3.3 Temporary file system

This option is only relevant when running on Linux.

The temporary file system option is for you if you do not want to work with persistent data but require non-persistent data. This way, you can increase the container's performance by avoiding writing into the container's writable layer.

novice-file-based-connectivity-volume-mapping-on-premise--runtime-volumes-configuration-type-temp-file-storage.png

To configure this option, you need a target location. On top of that, you can define the maximum size of the temporary file system.

novice-file-based-connectivity-volume-mapping-on-premise--runtime-volumes-configuration-type-temp-file-storage-filled-in.png

We strongly advise you to define this number so that you can limit the potential impact this solution can have on the stability of your machine.

3.4 Named pipe

This option is only relevant when running on Windows.

A named pipe is a named, one-way or duplex pipe for communication between the pipe server and one or more pipe clients. All instances of a named pipe share the same pipe name, but each instance has its own buffers and handles, and provides a separate conduit for client/server communication. Any process can access named pipes, subject to security checks, making named pipes an easy form of communication between related or unrelated processes.

*The named pipe option can be selected, but we yet have to see a valid use case within the context of eMagiz for using this option. Therefore, we won't discuss this option further in this microlearning.

When configuring a pipe path on a windows host machine to another one on a windows docker runtime, the following small adjustment is required when writing the source/target paths:
- All “\” in the source/target path should be written as “/”. For example: C:\Users\xxxx\tmp should be written as C:/Users/xxxx/tmp.

3.5 Deployment consequences

Note that the runtimes cannot be deployed correctly when the source directory does not exist.
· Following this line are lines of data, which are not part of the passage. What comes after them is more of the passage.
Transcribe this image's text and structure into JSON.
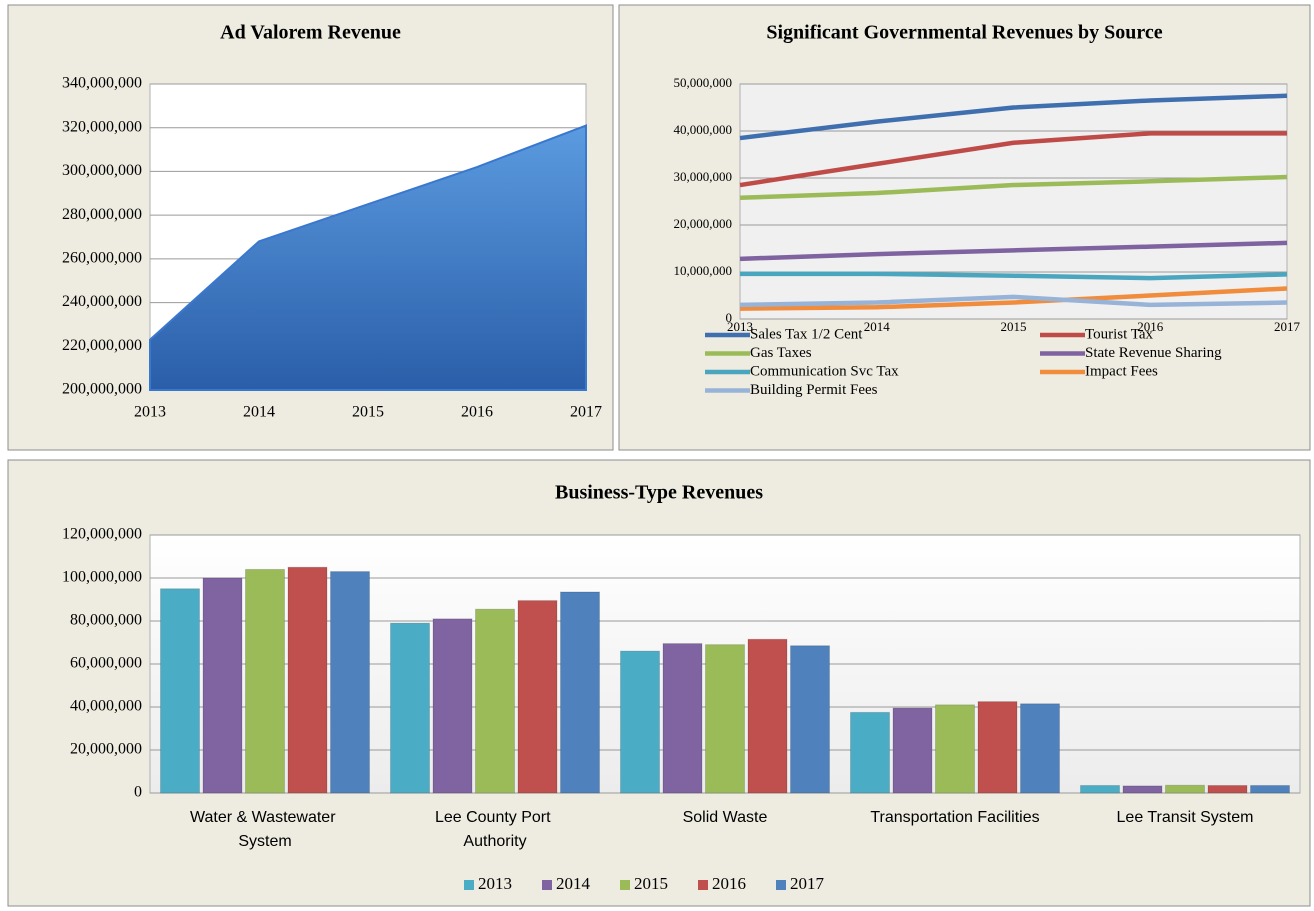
{
  "chart_data": [
    {
      "type": "area",
      "title": "Ad Valorem Revenue",
      "categories": [
        "2013",
        "2014",
        "2015",
        "2016",
        "2017"
      ],
      "values": [
        223000000,
        268000000,
        285000000,
        302000000,
        321000000
      ],
      "color": "#3a78cf",
      "ylim": [
        200000000,
        340000000
      ],
      "yticks": [
        {
          "value": 200000000,
          "label": "200,000,000"
        },
        {
          "value": 220000000,
          "label": "220,000,000"
        },
        {
          "value": 240000000,
          "label": "240,000,000"
        },
        {
          "value": 260000000,
          "label": "260,000,000"
        },
        {
          "value": 280000000,
          "label": "280,000,000"
        },
        {
          "value": 300000000,
          "label": "300,000,000"
        },
        {
          "value": 320000000,
          "label": "320,000,000"
        },
        {
          "value": 340000000,
          "label": "340,000,000"
        }
      ],
      "grid": true
    },
    {
      "type": "line",
      "title": "Significant Governmental Revenues by Source",
      "categories": [
        "2013",
        "2014",
        "2015",
        "2016",
        "2017"
      ],
      "series": [
        {
          "name": "Sales Tax 1/2 Cent",
          "color": "#3f6fae",
          "values": [
            38500000,
            42000000,
            45000000,
            46500000,
            47500000
          ]
        },
        {
          "name": "Tourist Tax",
          "color": "#bf4b48",
          "values": [
            28500000,
            33000000,
            37500000,
            39500000,
            39500000
          ]
        },
        {
          "name": "Gas Taxes",
          "color": "#9bbb59",
          "values": [
            25800000,
            26800000,
            28500000,
            29300000,
            30200000
          ]
        },
        {
          "name": "State Revenue Sharing",
          "color": "#7f62a0",
          "values": [
            12800000,
            13800000,
            14600000,
            15400000,
            16200000
          ]
        },
        {
          "name": "Communication Svc Tax",
          "color": "#4aa6bf",
          "values": [
            9600000,
            9600000,
            9200000,
            8700000,
            9500000
          ]
        },
        {
          "name": "Impact Fees",
          "color": "#f08c3c",
          "values": [
            2200000,
            2500000,
            3500000,
            5000000,
            6500000
          ]
        },
        {
          "name": "Building Permit Fees",
          "color": "#97b3d8",
          "values": [
            3000000,
            3500000,
            4700000,
            3000000,
            3500000
          ]
        }
      ],
      "ylim": [
        0,
        50000000
      ],
      "yticks": [
        0,
        {
          "value": 10000000,
          "label": "10,000,000"
        },
        {
          "value": 20000000,
          "label": "20,000,000"
        },
        {
          "value": 30000000,
          "label": "30,000,000"
        },
        {
          "value": 40000000,
          "label": "40,000,000"
        },
        {
          "value": 50000000,
          "label": "50,000,000"
        }
      ],
      "grid": true,
      "legend": "bottom"
    },
    {
      "type": "bar",
      "title": "Business-Type Revenues",
      "categories": [
        "Water & Wastewater System",
        "Lee County Port Authority",
        "Solid Waste",
        "Transportation Facilities",
        "Lee Transit System"
      ],
      "series": [
        {
          "name": "2013",
          "color": "#4bacc6",
          "values": [
            95000000,
            79000000,
            66000000,
            37500000,
            3500000
          ]
        },
        {
          "name": "2014",
          "color": "#8064a2",
          "values": [
            100000000,
            81000000,
            69500000,
            39500000,
            3300000
          ]
        },
        {
          "name": "2015",
          "color": "#9bbb59",
          "values": [
            104000000,
            85500000,
            69000000,
            41000000,
            3600000
          ]
        },
        {
          "name": "2016",
          "color": "#c0504d",
          "values": [
            105000000,
            89500000,
            71500000,
            42500000,
            3500000
          ]
        },
        {
          "name": "2017",
          "color": "#4f81bd",
          "values": [
            103000000,
            93500000,
            68500000,
            41500000,
            3500000
          ]
        }
      ],
      "ylim": [
        0,
        120000000
      ],
      "yticks": [
        0,
        {
          "value": 20000000,
          "label": "20,000,000"
        },
        {
          "value": 40000000,
          "label": "40,000,000"
        },
        {
          "value": 60000000,
          "label": "60,000,000"
        },
        {
          "value": 80000000,
          "label": "80,000,000"
        },
        {
          "value": 100000000,
          "label": "100,000,000"
        },
        {
          "value": 120000000,
          "label": "120,000,000"
        }
      ],
      "grid": true,
      "legend": "bottom"
    }
  ]
}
Consequently, no runtime on that machine will start up. One of the following two configurations displayed below are needed to find the source directory:
- /mnt/host/{local-directory}
- /run/desktop/mnt/host/{local-directory}
When the source directory can be found but the user has no access, the deployment will fail for the specific runtime in question with the volume mapping configured. All other runtimes (i.e., containers) will start up (pending other configuration issues).

4. Key takeaways

File-based communication on-premise changes in the new runtime architecture
There are two ways to store persistent data
- Volume
- Bind mount
The Volume option is considered the best alternative because they have better performance, and bind mounts are dependent on the directory structure and OS of the host machine
Before deploying, ensure that the various sources in your configuration exist and that access is granted to avoid problems while deploying.
The Temporary file storage option is the way to go when dealing with non-persistent data.